Last week I discussed a study showing that kids with low functioning autism identify noses better when these are presented upside down than when presented upright. In the context of that study, the authors suggested that these kids have an aversion to examining eyes directly and tend to focus on parts of the face away from the eyes.
This week a group of researchers from Yale University published a study on Nature that adds another piece to this puzzle. The authors presented a Pat-a-cake animation in which a character is clapping his hands. However, the video was presented using motion-capture, a technique that uses light dots to represent the joints of the body. The video was presented upside down in one side of the screen and upside up in the other side. Then the authors tracked the eye movements of children with autism, children with developmental delays, and typically developing children.
Here is a sample of one of the videos used:
[youtube=http://www.youtube.com/watch?v=dy-PvokLhiM]
Surprisingly, the children with autism concentrated on the motion-sound sync. That is, they focused on the hands clapping instead of other social aspects of the video.
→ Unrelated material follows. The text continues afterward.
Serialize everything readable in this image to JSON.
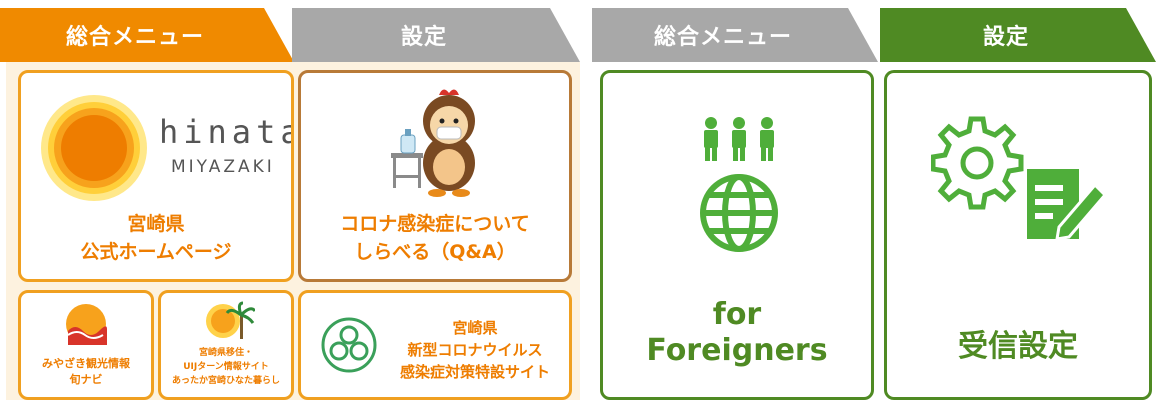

On the other hand, children with developmental delays, as well as typically developing children, seemed to focus on biological motion and socially relevant stimuli. Also, consistent with the previous study about eyes aversion I discussed, the kids with autism didn’t show a preference for the upright image – their eyes moved back and forth from the two sides of the screen. Instead, the typically developing kids preferred to look at the upright image. However, this pattern was observed only during videos that did not present the motion-sound.
In sum, this study show that children with autism seem to prefer motion-sound synchronicity, and this may explain why kids with autism prefer to look at the mouth area of the face instead of the eyes.
The article: Klin, A., Lin, D., Gorrindo, P., Ramsay, G., & Jones, W. (2009). Two-year-olds with autism orient to non-social contingencies rather than biological motion Nature DOI: 10.1038/nature07868
2 Responses to Eyes aversion reconsidered: Kids with autism may prefer Lip-Sync.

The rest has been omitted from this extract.